Not long after school resumed following their Christmas break, our youngest surprised us by coming home with a flyer for a local church youth basketball league and announcing that she was going to play. Aside from a 3-day summer hoops camp about 4 years ago, she had never shown any interest or inclination towards basketball, aside from interrupting our viewing of college hoops on T.V. We told her that we were happy to sign her up, but she needed to think about it to make sure she was willing to commit to the game. (Another rule of thumb we follow is a basic “You Can’t Quit Once You Commit” policy.)
Well, not only did she “think about it”, she essentially harassed me on a daily basis for about two weeks, haranguing me every afternoon as to whether or not I had signed her up for the league. Knowing how enthusiastic she was about the idea, we filled out the paperwork, dropped it off with the required check, and picked up her practice and game schedule.
We ordered her high-top basketball shoes and pair of basketball socks in bright green (her favorite color), and got her ready for her first practice the following Saturday. The league consists of about 30 total 3rd and 4th graders, both boys and girls. She was randomly assigned to one of the 5 teams (the Hedgehogs). Each week at practice, they make their way around a “circuit” of fundamental skills training (dribbling, passing, shooting, etc.) as well as short scrimmages run by a rotating crop of volunteer parents and college-aged kids.
How enthusiastic was she? After the first practice, we had to stop at the store on the way home and buy her a basketball (green and white, of course). And after we got home, we had to go to the park and practice. For three hours. The following day was (thankfully) a self-imposed day of rest for our budding hoopster, who complained of soreness in muscles she didn’t even know she had. By the following day she had fully recovered, though, and she was ready once again for practice on Monday evening.

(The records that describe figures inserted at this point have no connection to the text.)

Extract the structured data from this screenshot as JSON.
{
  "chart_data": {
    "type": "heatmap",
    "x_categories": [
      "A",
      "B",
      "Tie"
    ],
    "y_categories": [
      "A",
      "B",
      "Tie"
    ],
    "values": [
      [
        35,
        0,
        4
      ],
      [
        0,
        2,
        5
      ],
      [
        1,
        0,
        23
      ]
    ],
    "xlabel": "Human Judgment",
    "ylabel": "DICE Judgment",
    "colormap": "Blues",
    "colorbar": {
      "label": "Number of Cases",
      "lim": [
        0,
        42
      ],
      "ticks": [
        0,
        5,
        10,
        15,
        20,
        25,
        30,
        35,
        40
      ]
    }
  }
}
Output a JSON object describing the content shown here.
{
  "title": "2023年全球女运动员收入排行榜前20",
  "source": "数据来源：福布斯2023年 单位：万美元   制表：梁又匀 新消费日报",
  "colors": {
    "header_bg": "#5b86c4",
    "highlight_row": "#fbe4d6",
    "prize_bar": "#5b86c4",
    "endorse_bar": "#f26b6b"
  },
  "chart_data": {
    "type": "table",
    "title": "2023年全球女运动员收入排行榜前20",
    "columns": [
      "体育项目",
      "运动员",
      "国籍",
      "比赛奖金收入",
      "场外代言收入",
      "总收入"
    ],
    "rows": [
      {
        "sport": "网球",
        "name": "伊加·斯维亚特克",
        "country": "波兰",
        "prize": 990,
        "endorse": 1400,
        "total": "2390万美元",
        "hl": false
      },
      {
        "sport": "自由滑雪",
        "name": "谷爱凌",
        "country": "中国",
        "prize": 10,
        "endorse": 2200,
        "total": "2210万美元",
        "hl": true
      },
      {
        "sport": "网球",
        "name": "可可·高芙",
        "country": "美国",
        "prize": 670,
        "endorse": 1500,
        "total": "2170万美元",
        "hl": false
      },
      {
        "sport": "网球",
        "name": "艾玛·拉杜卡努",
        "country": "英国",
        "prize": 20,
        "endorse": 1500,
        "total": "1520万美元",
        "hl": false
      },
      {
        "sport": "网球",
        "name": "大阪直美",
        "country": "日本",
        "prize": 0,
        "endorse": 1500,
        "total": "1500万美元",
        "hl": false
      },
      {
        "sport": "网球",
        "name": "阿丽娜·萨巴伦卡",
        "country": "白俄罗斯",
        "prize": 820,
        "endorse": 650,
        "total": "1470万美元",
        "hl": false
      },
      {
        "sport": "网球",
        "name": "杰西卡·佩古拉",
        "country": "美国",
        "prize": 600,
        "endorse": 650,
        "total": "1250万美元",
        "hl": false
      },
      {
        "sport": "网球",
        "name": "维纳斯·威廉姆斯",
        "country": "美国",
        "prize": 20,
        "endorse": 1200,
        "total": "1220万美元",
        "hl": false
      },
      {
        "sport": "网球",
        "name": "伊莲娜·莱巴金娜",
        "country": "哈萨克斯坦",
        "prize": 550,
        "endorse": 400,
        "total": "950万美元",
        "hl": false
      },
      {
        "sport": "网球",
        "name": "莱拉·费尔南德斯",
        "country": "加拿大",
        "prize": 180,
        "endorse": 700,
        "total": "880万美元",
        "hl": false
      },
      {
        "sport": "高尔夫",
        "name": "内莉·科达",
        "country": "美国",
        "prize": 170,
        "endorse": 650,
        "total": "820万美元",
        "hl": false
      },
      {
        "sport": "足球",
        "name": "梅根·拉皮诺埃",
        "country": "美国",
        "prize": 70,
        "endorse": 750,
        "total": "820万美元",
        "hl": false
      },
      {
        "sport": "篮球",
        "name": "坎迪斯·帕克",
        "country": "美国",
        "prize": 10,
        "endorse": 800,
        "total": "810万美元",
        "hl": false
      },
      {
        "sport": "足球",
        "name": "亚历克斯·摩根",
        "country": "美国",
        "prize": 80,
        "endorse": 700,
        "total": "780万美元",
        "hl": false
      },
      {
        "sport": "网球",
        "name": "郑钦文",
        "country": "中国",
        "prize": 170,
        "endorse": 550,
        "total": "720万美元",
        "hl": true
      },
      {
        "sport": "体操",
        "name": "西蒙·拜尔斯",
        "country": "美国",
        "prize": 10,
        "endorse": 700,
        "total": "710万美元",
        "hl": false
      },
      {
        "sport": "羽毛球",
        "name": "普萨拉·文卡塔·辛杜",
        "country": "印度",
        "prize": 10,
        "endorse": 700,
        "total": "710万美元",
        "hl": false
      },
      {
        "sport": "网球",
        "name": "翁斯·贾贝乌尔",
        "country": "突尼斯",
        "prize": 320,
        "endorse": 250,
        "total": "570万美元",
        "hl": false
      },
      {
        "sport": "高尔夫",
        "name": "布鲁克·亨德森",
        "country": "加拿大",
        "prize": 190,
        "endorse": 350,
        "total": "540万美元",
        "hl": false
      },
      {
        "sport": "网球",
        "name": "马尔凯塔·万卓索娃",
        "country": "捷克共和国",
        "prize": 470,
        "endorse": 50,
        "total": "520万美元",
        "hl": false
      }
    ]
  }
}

After a few more weeks of practice, we fell into an easy routine surrounding the league: Monday evening practices and Saturday morning games, along with an afternoon or two of some ball-handling drills at home. While not the most aggressive shooter on the team, she is beginning to garner a reputation as a fierce defender and a willing rebounder, as well. The games themselves, which started off early in the season resembling something closer to a rugby scrum with an occasional shot towards an 8-foot rim, have actually developed into exciting, well-played contests featuring offensive strategies, defensive adjustments, and even a few moments of heroics and heartbreak.
It is a true joy to watch her develop an appreciation for playing the game and an understanding of the importance of solid fundamentals at such an early age. She is greatly enjoying the experience, at both practices and games, and is improving her skills by leaps and bounds with each passing week. She is also showing an impressive amount of enthusiasm towards her own involvement and is actively seeking out ways to become a better player. We are fortunate to have several local opportunities for continued progress in the sport and if she desires, we will certainly support it. We look forward to fostering her development in a game that she seems to have embraced as her own.